In August 2021, I arrived in the United States. At the same time, the world’s largest democratic protest was taking place in my home country, India.
Thousands of farmers had laid siege to New Delhi’s highways for an entire year, facing water cannons, police brutality, cold winters and a torrid summer as they protested against the new private sector-friendly agriculture laws.
The eventual success of the farmer and labor unions stands as a mammoth — yet rare — victory for protestors in India against the neo-liberal regime of the Bharatiya Janata Party, or BJP. Since becoming the ruling party in 2014, the national government under BJP has increasingly turned dictatorial and majoritarian. This claim is well documented by several indexes, including Freedom House.
While the movement’s success chiefly belongs to every Indian farmer and worker who camped out on the borders of the capital city, the contributions of the Indian diaspora, especially in North America, cannot be overlooked.
The Indian diaspora in the U.S. actively politicized throughout the duration of the protest. From creating awareness through mass mobilization and catching the attention of legislators (as well as Rihanna), funds were raised to support the cause abroad. At UC Berkeley, we saw several South Asian organizations raise awareness for the cause as signs of “No Farmer, No Food” adorned Sather Gate.
Yet, this event was an outlier.
The Indian American demographic is often associated with apoliticism toward India, with 40% of Indian Americans maintaining an arm’s length from everyday politics and another 30% endorsing BJP’s policies. In other words, nearly three-fourths of the Indian diaspora in the U.S. either condone or are indifferent to a rising exhibition of neo-fascism that results in attacks on minorities and “lower” caste individuals in India.
Why is this so?
Geographical distance does little to explain this. Most Indian Americans continue to maintain deep ties with India — nearly one-fourth of global remittances to India coming from the U.S. Many Indian Americans own tangible and intangible assets in India, which range from ancestral property to stock, in addition to having several family relations in India.
Therefore, it may be inaccurate to claim that neo-fascism and the erosion of democracy in India do not affect the Indian diaspora in the United States.
The missing piece of the puzzle that can explain Indian Americans’ apoliticism towards the dismantling of the world’s largest democracy — to which they have great financial, cultural and familial ties — may have something to do with identity.

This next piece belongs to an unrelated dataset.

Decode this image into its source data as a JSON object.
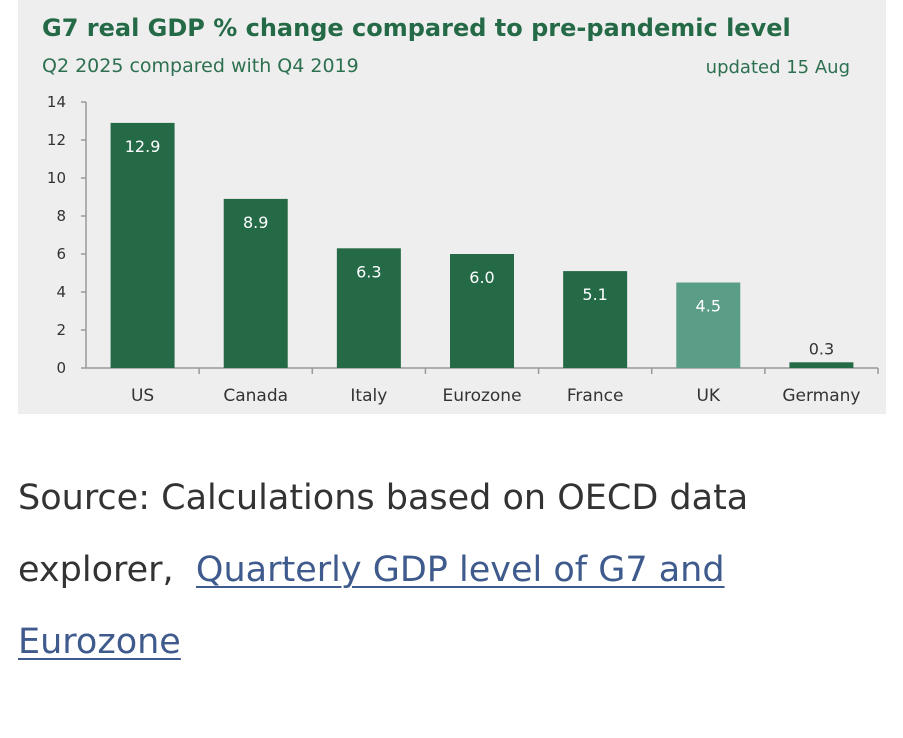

Nearly 80% of Hindu Indian Americans that identify with a caste belong to an “upper” caste. Among cultures in India where a formal caste system may not exist, it is similarly safe to assume that it is those in positions of power and privilege who can immigrate to the U.S. In contrast, 68% of the population living in India identify with the “lower” castes. This results in the Indian diaspora in America being overwhelmingly disproportionate in its representation of “upper” caste individuals — a class that is historically wealthy due to the traditional oppressive caste system in India.
When the BJP-led government pushes for neo-liberalism at the cost of oppressing marginalized groups and empowering the already-advantaged sections of India, privileged Indians abroad become beneficiaries of the system as well.
In fact, the demographic that has emerged as the most important donor to BJP is the Indian diaspora abroad. In 2018, BJP passed an amendment that makes political parties exempt from scrutiny of past foreign donations. The same amendment also allows the diaspora and foreign companies to donate any amount of money anonymously. In other words, BJP finds its greatest financial support for its majoritarian policies not from Indian citizens, but from those well outside of its jurisdiction.
Was the politicization during the Farmers’ Protests exceptional then? No.
In this particular incident, BJP’s neo-liberal agenda of deregulation and corporatization of farmlands was in direct conflict with the interests of the diaspora. Many people from North India — Punjab, Uttar Pradesh and Haryana — come from farming families who faced the risk of losing land and income from these laws. Therefore, the apoliticism held by many in the Indian diaspora is problematic, since members have the potential to combat India’s trajectory towards authoritarianism, but only do so when it’s in their best interests.
Their voices can reach a global audience, and more importantly, they have a voice at a time when India is imprisoning its critics and intellectuals for years without trial.
On campus, the several cultural organizations associated with India can educate and politicize themselves. They can also take inspiration from the Iranian or Armenian Student Associations, among others. These organizations have not only actively politicized themselves to injustices via demonstrations and social media, but have also managed to educate the wider Berkeley community.
From fighting apartheid to the United States’ involvement in Vietnam, Berkeley has played an active role in numerous battles for social justice and civil liberties. At the time of writing of this op-ed, the Indian state of Manipur has been witnessing brutal ethnic violence, killing nearly 200 and displacing thousands since May 3. The BJP government has chosen to remain silent over the ongoing pogrom.
The world is waking up to what is happening in India. It is high time the diaspora and the community of Berkeley does so as well.